On Monday, the state-backed Israel Innovation Authority said that the slowdown in the country’s technology sector has worsened this year, exacerbated by political turmoil. The report coincided with Prime Minister Benjamin Netanyahu’s sudden return to power at the end of last year as part of a far-right government and his controversial push to overhaul the justice system, which has sparked mass protests. The plan would limit the power of the Supreme Court. The shekel has taken a hit since it was introduced, and players in Israel’s technology sector warned that the proposed reforms would make the country less attractive to foreign investors.

The downturn in Israel's tech industry is caused by global external factors and the country’s domestic issues, according to Eugene Kandel, former chairman of Israel’s National Economic Council and professor of economics at the Hebrew University of Jerusalem.

“I think that once the world crisis ends, we will start seeing a similar development in Israel,” he told Al-Monitor. “The degree of the political uncertainty and the results of the legislation will determine to what extent and where these companies and founders register and operate.”
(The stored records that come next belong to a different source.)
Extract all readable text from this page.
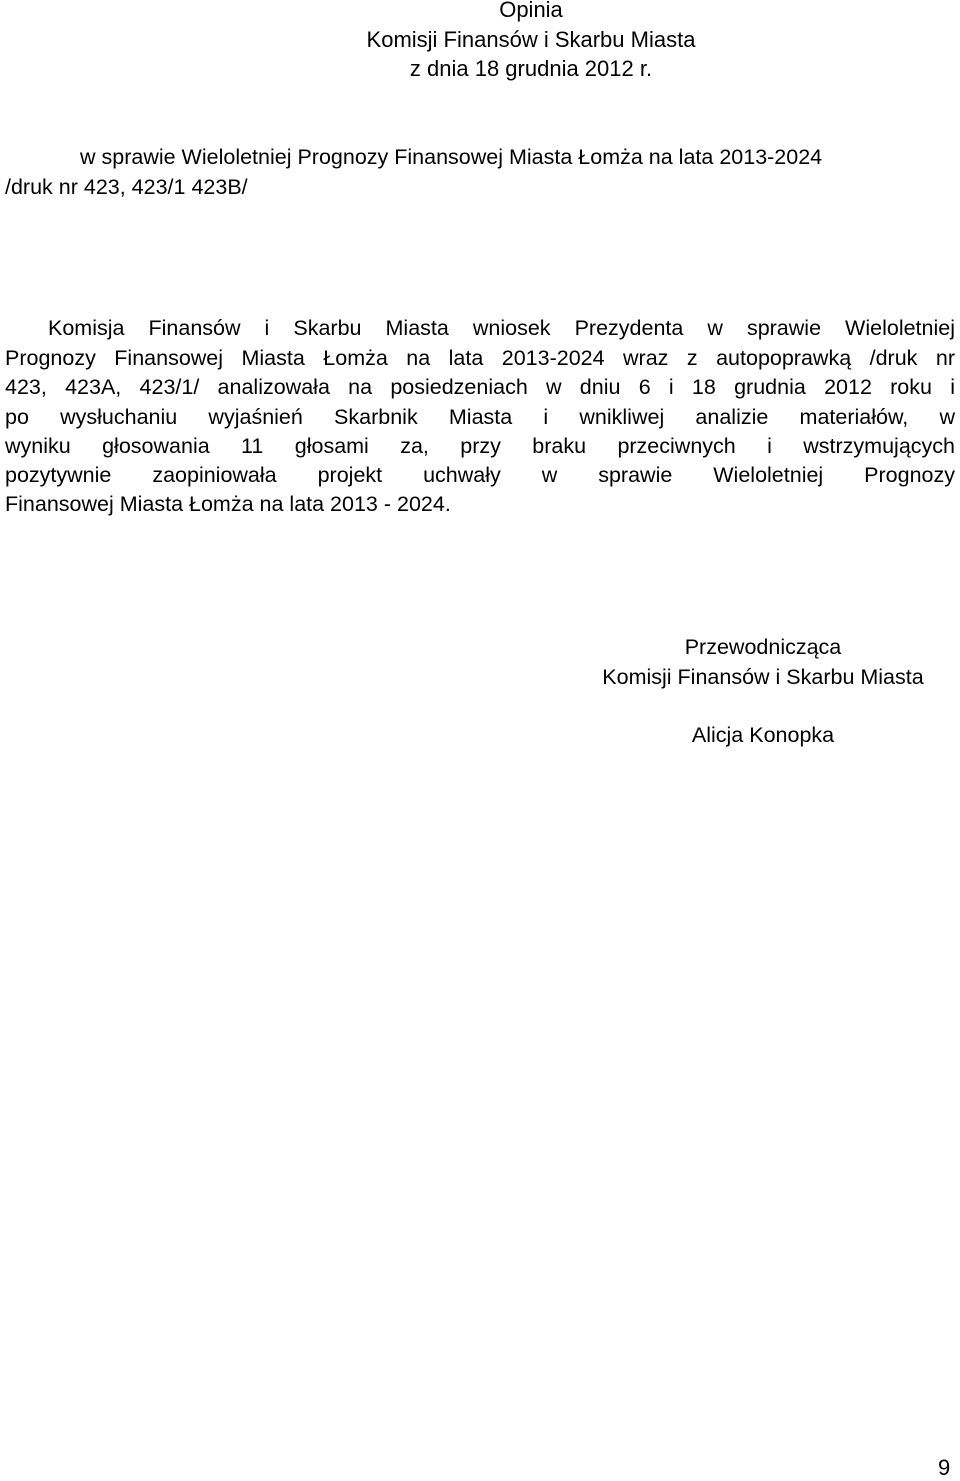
Opinia
Komisji Finansów i Skarbu Miasta
z dnia 18 grudnia 2012 r.
w sprawie Wieloletniej Prognozy Finansowej Miasta Łomża na lata 2013-2024
/druk nr 423, 423/1 423B/
Komisja Finansów i Skarbu Miasta wniosek Prezydenta w sprawie Wieloletniej
Prognozy Finansowej Miasta Łomża na lata 2013-2024 wraz z autopoprawką /druk nr
423, 423A, 423/1/ analizowała na posiedzeniach w dniu 6 i 18 grudnia 2012 roku i
po wysłuchaniu wyjaśnień Skarbnik Miasta i wnikliwej analizie materiałów, w
wyniku głosowania 11 głosami za, przy braku przeciwnych i wstrzymujących
pozytywnie zaopiniowała projekt uchwały w sprawie Wieloletniej Prognozy
Finansowej Miasta Łomża na lata 2013 - 2024.
Przewodnicząca
Komisji Finansów i Skarbu Miasta
Alicja Konopka
9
Omer Moav, a former Netanyahu advisor and a professor of economics at Warwick and Reichman University, told Al-Monitor, “There is a world slowdown in investments in the high-tech sector, but it is much worse in Israel. And it seems that the reason is the current Israeli government and in particular the judicial revolution, or the fear of such a revolution.”

The slowdown of investment in Israel’s high-tech sector began following the beginning of the invasion of Ukraine last year, similar to the rest of the world.

“But since the beginning of 2023 more or less, the decline in Israel is disconnected from the world economy, which shows indications of a slow recovery,” Moav added.

“The judicial reform, and probably other policies of the Israeli government, are a threat to stability and growth,” he said. “With a weak judicial system, investors worry about the protection of property rights," he added, noting that these fears are compounded by a "budget that neglects growth-promoting investment, such as investment in infrastructure and skills, and rather does the opposite of encouraging less participation in the labor force of the ultra-orthodox, in addition to nominations to senior positions in the public sector based on political connections, not on skills.“

Israeli startups are increasingly being domiciled abroad, and several technology firms have reported moving funds out of Israel as a result of the investment uncertainty. On Monday, the Israel Innovation Authority said that when two quarters after the US stock markets begin to recover — as seen in 2023 — capital raising and employment in Israel, including in its high-tech sector, would be expected to increase. But this has not been seen in the stock markets this year: In 2023, the Nasdaq has risen 29%, while Israel’s main tech index is only up 7.8%. The state agency said there was “a genuine concern” of a separation trend between the industry and the global economic trajectory.

Asked how Israel can get its technology sector to rebound, Kandel said, “Develop a long-term strategy and supporting policies and stop playing with fire.”